Schließlich war nach Ansicht des LAG im entschiedenen Fall auch kein ausreichender personenbedingter Kündigungsgrund gegeben. Ein solcher könne vorliegen, wenn der Arbeitnehmer die erforderliche Eignung oder Fähigkeit nicht (mehr) besitze, die geschuldete Arbeitsleistung vertragsgerecht zu erfüllen, was auch durch strafbares außerdienstliches Verhalten begründet werden könne. Ob daraus im Einzelfall ein personenbedingter Kündigungsgrund folge, hänge allerdings von der Art des konkreten Delikts, den konkreten Arbeitspflichten des Arbeitnehmers und seiner Stellung im Betrieb ab. Generelle Wertungen ließen sich nicht treffen, es komme auf die Umstände des Einzelfalls an.

Hinweise für die Praxis

Die Entscheidung des LAG Düsseldorf ist ein weiteres Beispiel dafür, dass auch krasses außerdienstliches Fehlverhalten in Form von Straftaten nicht automatisch einen Kündigungsgrund darstellt.
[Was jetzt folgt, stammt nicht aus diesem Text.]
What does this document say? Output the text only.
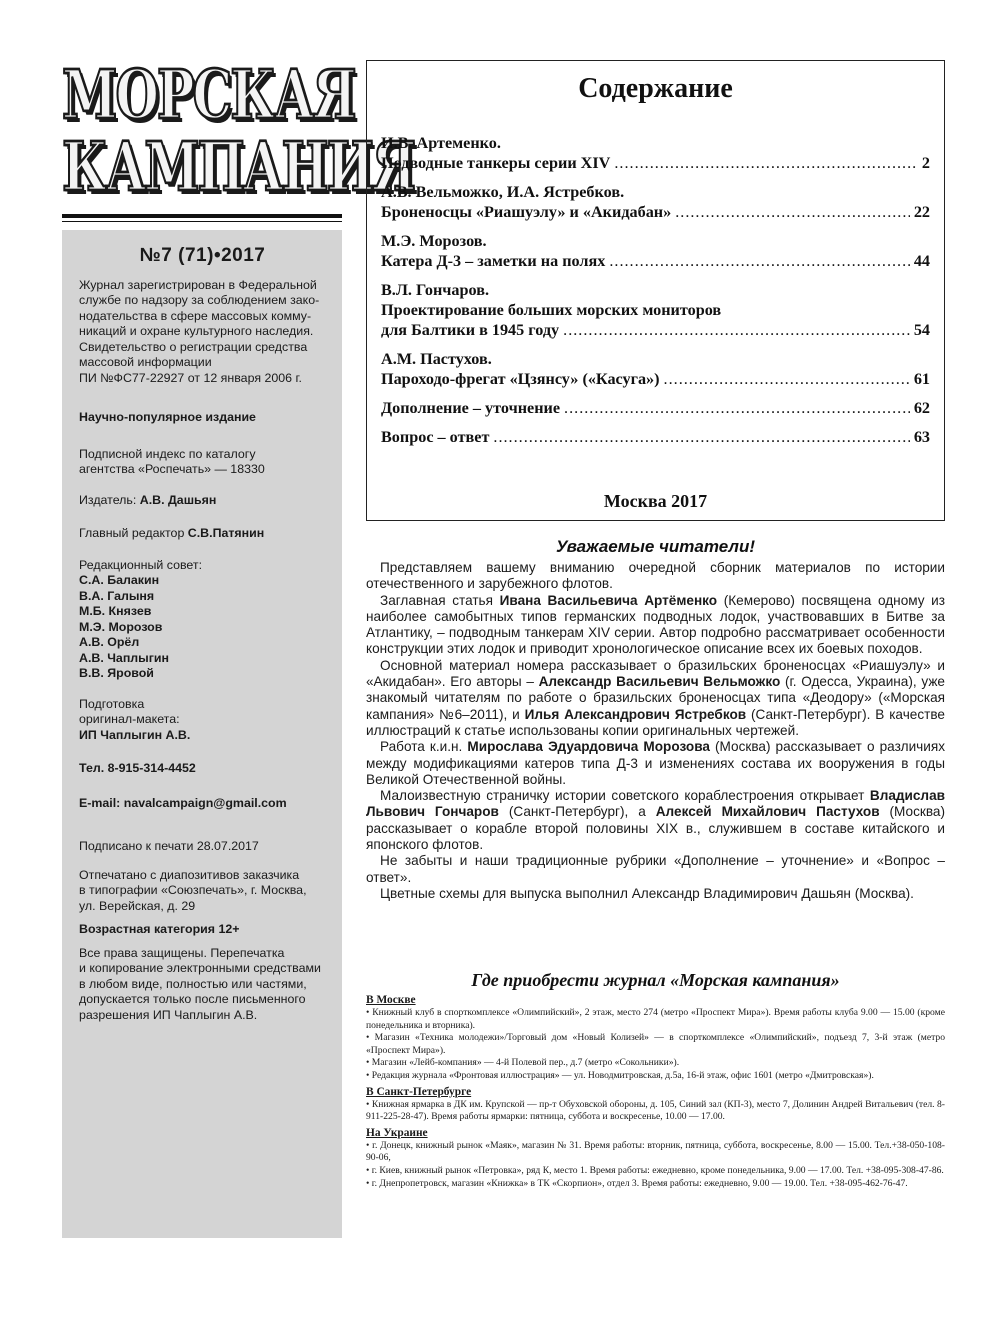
МОРСКАЯ
КАМПАНИЯ
№7 (71)•2017
Журнал зарегистрирован в Федеральной
службе по надзору за соблюдением зако-
нодательства в сфере массовых комму-
никаций и охране культурного наследия.
Свидетельство о регистрации средства
массовой информации
ПИ №ФС77-22927 от 12 января 2006 г.
Научно-популярное издание
Подписной индекс по каталогу
агентства «Роспечать» — 18330
Издатель: А.В. Дашьян
Главный редактор С.В.Патянин
Редакционный совет:
С.А. Балакин
В.А. Галыня
М.Б. Князев
М.Э. Морозов
А.В. Орёл
А.В. Чаплыгин
В.В. Яровой
Подготовка
оригинал-макета:
ИП Чаплыгин А.В.
Тел. 8-915-314-4452
E-mail: navalcampaign@gmail.com
Подписано к печати 28.07.2017
Отпечатано с диапозитивов заказчика
в типографии «Союзпечать», г. Москва,
ул. Верейская, д. 29
Возрастная категория 12+
Все права защищены. Перепечатка
и копирование электронными средствами
в любом виде, полностью или частями,
допускается только после письменного
разрешения ИП Чаплыгин А.В.
Содержание
И.В. Артеменко.
Подводные танкеры серии XIV .....	2
А.В. Вельможко, И.А. Ястребков.
Броненосцы «Риашуэлу» и «Акидабан» .....	22
М.Э. Морозов.
Катера Д-3 – заметки на полях .....	44
В.Л. Гончаров.
Проектирование больших морских мониторов
для Балтики в 1945 году .....	54
А.М. Пастухов.
Пароходо-фрегат «Цзянсу» («Касуга») .....	61
Дополнение – уточнение .....	62
Вопрос – ответ .....	63
Москва 2017
Уважаемые читатели!

Представляем вашему вниманию очередной сборник материалов по истории отечественного и зарубежного флотов.

Заглавная статья Ивана Васильевича Артёменко (Кемерово) посвящена одному из наиболее самобытных типов германских подводных лодок, участвовавших в Битве за Атлантику, – подводным танкерам XIV серии. Автор подробно рассматривает особенности конструкции этих лодок и приводит хронологическое описание всех их боевых походов.

Основной материал номера рассказывает о бразильских броненосцах «Риашуэлу» и «Акидабан». Его авторы – Александр Васильевич Вельможко (г. Одесса, Украина), уже знакомый читателям по работе о бразильских броненосцах типа «Деодору» («Морская кампания» №6–2011), и Илья Александрович Ястребков (Санкт-Петербург). В качестве иллюстраций к статье использованы копии оригинальных чертежей.

Работа к.и.н. Мирослава Эдуардовича Морозова (Москва) рассказывает о различиях между модификациями катеров типа Д-3 и изменениях состава их вооружения в годы Великой Отечественной войны.

Малоизвестную страничку истории советского кораблестроения открывает Владислав Львович Гончаров (Санкт-Петербург), а Алексей Михайлович Пастухов (Москва) рассказывает о корабле второй половины XIX в., служившем в составе китайского и японского флотов.

Не забыты и наши традиционные рубрики «Дополнение – уточнение» и «Вопрос – ответ».

Цветные схемы для выпуска выполнил Александр Владимирович Дашьян (Москва).

Где приобрести журнал «Морская кампания»
В Москве

• Книжный клуб в спорткомплексе «Олимпийский», 2 этаж, место 274 (метро «Проспект Мира»). Время работы клуба 9.00 — 15.00 (кроме понедельника и вторника).

• Магазин «Техника молодежи»/Торговый дом «Новый Колизей» — в спорткомплексе «Олимпийский», подъезд 7, 3-й этаж (метро «Проспект Мира»).

• Магазин «Лейб-компания» — 4-й Полевой пер., д.7 (метро «Сокольники»).

• Редакция журнала «Фронтовая иллюстрация» — ул. Новодмитровская, д.5а, 16-й этаж, офис 1601 (метро «Дмитровская»).

В Санкт-Петербурге

• Книжная ярмарка в ДК им. Крупской — пр-т Обуховской обороны, д. 105, Синий зал (КП-3), место 7, Долинин Андрей Витальевич (тел. 8-911-225-28-47). Время работы ярмарки: пятница, суббота и воскресенье, 10.00 — 17.00.

На Украине

• г. Донецк, книжный рынок «Маяк», магазин № 31. Время работы: вторник, пятница, суббота, воскресенье, 8.00 — 15.00. Тел.+38-050-108-90-06,

• г. Киев, книжный рынок «Петровка», ряд К, место 1. Время работы: ежедневно, кроме понедельника, 9.00 — 17.00. Тел. +38-095-308-47-86.

• г. Днепропетровск, магазин «Книжка» в ТК «Скорпион», отдел 3. Время работы: ежедневно, 9.00 — 19.00. Тел. +38-095-462-76-47.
Arbeitgebern ist zu raten, bei derartigen Vorkommnissen vor Ausspruch einer Kündigung genau zu prüfen, ob das außerdienstliche Verhalten hinreichende Bezüge zum Arbeitsverhältnis aufweist und welche arbeitsvertraglichen Pflichten verletzt wurden. Soll eine fristlose Kündigung ausgesprochen werden, muss dabei auch die kurze Kündigungserklärungsfrist im Blick behalten werden, die zügiges Handeln des Arbeitgebers erforderlich macht.